An instructor helping students at the Spokane College of English Language in 2016
The Spokane College of English Language, a for-profit college that taught refugees and international students, closed its doors for good on May 31.
"The drop in student numbers over the last 12 months, especially the last 6 months, has made it impossible to maintain the college as a viable operation," says a note on the college's website
from Jim Clark, SCEL president.
Two years ago, enrollment was over 150 students. By the last day of class on Friday, May 26, only six students remained at the school, says Joshua Porter, SCEL director.

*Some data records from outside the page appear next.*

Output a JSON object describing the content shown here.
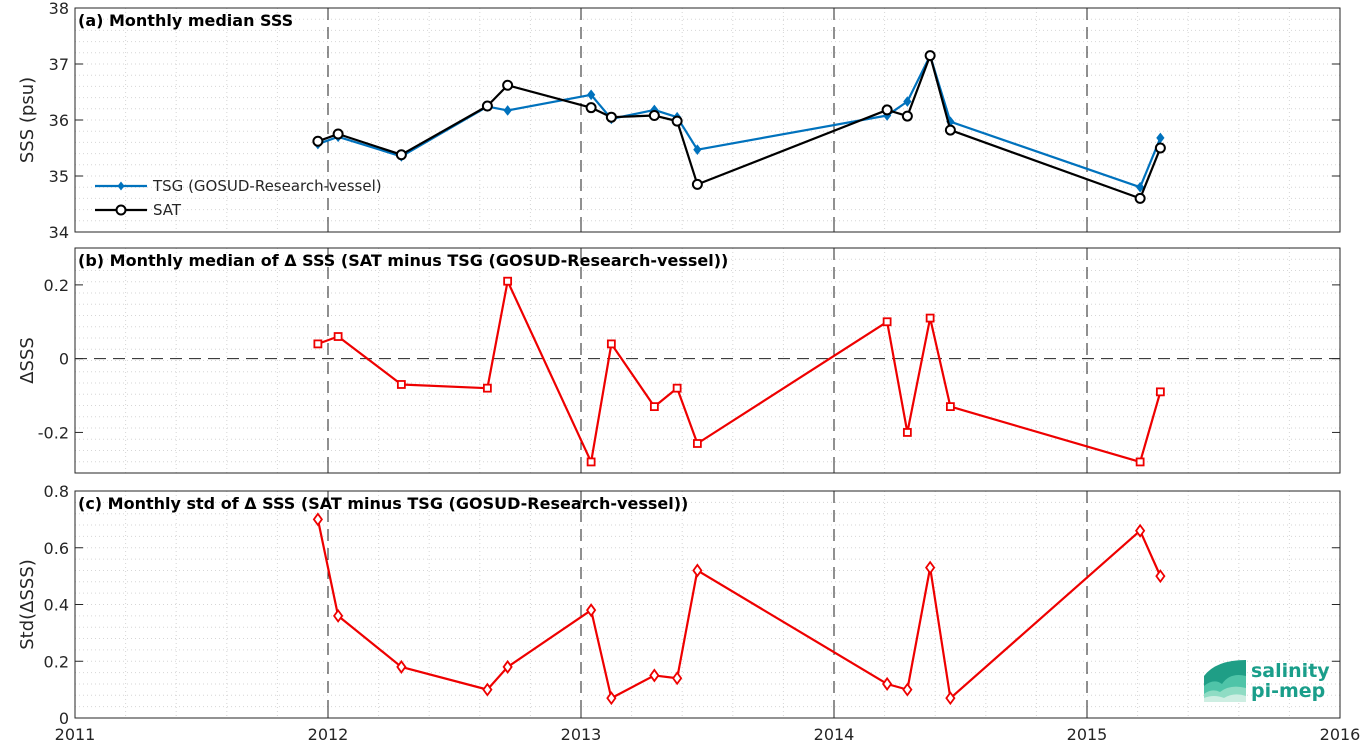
{
  "colors": {
    "tsg": "#0072BD",
    "sat": "#000000",
    "diff": "#EE0000",
    "logo_text": "#1A9E8A",
    "logo_shape": "#2FB79E"
  },
  "logo": {
    "line1": "salinity",
    "line2": "pi-mep"
  },
  "xaxis": {
    "min": 2011,
    "max": 2016,
    "ticks": [
      "2011",
      "2012",
      "2013",
      "2014",
      "2015",
      "2016"
    ]
  },
  "chart_data": [
    {
      "type": "line",
      "title": "(a) Monthly median SSS",
      "ylabel": "SSS (psu)",
      "ylim": [
        34,
        38
      ],
      "yticks": [
        "34",
        "35",
        "36",
        "37",
        "38"
      ],
      "ytick_values": [
        34,
        35,
        36,
        37,
        38
      ],
      "grid": true,
      "legend": "bottom-left",
      "series": [
        {
          "name": "TSG (GOSUD-Research-vessel)",
          "x": [
            2011.96,
            2012.04,
            2012.29,
            2012.63,
            2012.71,
            2013.04,
            2013.12,
            2013.29,
            2013.38,
            2013.46,
            2014.21,
            2014.29,
            2014.38,
            2014.46,
            2015.21,
            2015.29
          ],
          "values": [
            35.57,
            35.7,
            35.35,
            36.24,
            36.17,
            36.45,
            36.02,
            36.18,
            36.05,
            35.47,
            36.08,
            36.33,
            37.15,
            35.97,
            34.8,
            35.68
          ]
        },
        {
          "name": "SAT",
          "x": [
            2011.96,
            2012.04,
            2012.29,
            2012.63,
            2012.71,
            2013.04,
            2013.12,
            2013.29,
            2013.38,
            2013.46,
            2014.21,
            2014.29,
            2014.38,
            2014.46,
            2015.21,
            2015.29
          ],
          "values": [
            35.62,
            35.75,
            35.38,
            36.25,
            36.62,
            36.22,
            36.05,
            36.08,
            35.98,
            34.85,
            36.18,
            36.07,
            37.15,
            35.82,
            34.6,
            35.5
          ]
        }
      ]
    },
    {
      "type": "line",
      "title": "(b) Monthly median of Δ SSS (SAT minus TSG (GOSUD-Research-vessel))",
      "ylabel": "ΔSSS",
      "ylim": [
        -0.31,
        0.3
      ],
      "yticks": [
        "-0.2",
        "0",
        "0.2"
      ],
      "ytick_values": [
        -0.2,
        0,
        0.2
      ],
      "grid": true,
      "series": [
        {
          "x": [
            2011.96,
            2012.04,
            2012.29,
            2012.63,
            2012.71,
            2013.04,
            2013.12,
            2013.29,
            2013.38,
            2013.46,
            2014.21,
            2014.29,
            2014.38,
            2014.46,
            2015.21,
            2015.29
          ],
          "values": [
            0.04,
            0.06,
            -0.07,
            -0.08,
            0.21,
            -0.28,
            0.04,
            -0.13,
            -0.08,
            -0.23,
            0.1,
            -0.2,
            0.11,
            -0.13,
            -0.28,
            -0.09
          ]
        }
      ]
    },
    {
      "type": "line",
      "title": "(c) Monthly std of Δ SSS (SAT minus TSG (GOSUD-Research-vessel))",
      "ylabel": "Std(ΔSSS)",
      "ylim": [
        0,
        0.8
      ],
      "yticks": [
        "0",
        "0.2",
        "0.4",
        "0.6",
        "0.8"
      ],
      "ytick_values": [
        0,
        0.2,
        0.4,
        0.6,
        0.8
      ],
      "grid": true,
      "series": [
        {
          "x": [
            2011.96,
            2012.04,
            2012.29,
            2012.63,
            2012.71,
            2013.04,
            2013.12,
            2013.29,
            2013.38,
            2013.46,
            2014.21,
            2014.29,
            2014.38,
            2014.46,
            2015.21,
            2015.29
          ],
          "values": [
            0.7,
            0.36,
            0.18,
            0.1,
            0.18,
            0.38,
            0.07,
            0.15,
            0.14,
            0.52,
            0.12,
            0.1,
            0.53,
            0.07,
            0.66,
            0.5
          ]
        }
      ]
    }
  ]
}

Porter says several factors contributed to the dip in enrollment, but perhaps most notably is a decline in scholarships from the Saudi Arabian Cultural Mission, which many students relied on to attend SCEL. This is a trend not only in Spokane, but across the nation. Colleges that had high numbers of Saudi Arabian students have been seeing those numbers drop
, as the Saudi government has tightened its requirements for its foreign scholarship program.
"The Saudi Arabian Cultural Mission was a big player in the international student game," Porter says.
The college, which was located in downtown Spokane, used online curricula that hundreds of other institutions across the world use as well. Some of it was developed right here in Spokane, Porter says. But Porter says the other institutions using the curricula are not shutting down. The Inlander wrote more in-depth about SCEL in this story last year
The students in Spokane won't be left without a place to learn, Porter says. Students who were green-card holders have been given options of other English as a Second Language programs in the area, including the program at Spokane Community College and at Gonzaga University. Other international students, who had a visa contingent upon being enrolled in a program, have already been enrolled in other programs with the help of SCEL. At least one student, however, elected to go back home to Saudi Arabia, Porter says.
"We're doing our best to guide them to smoothly transition to other academic programs in the area," Porter says.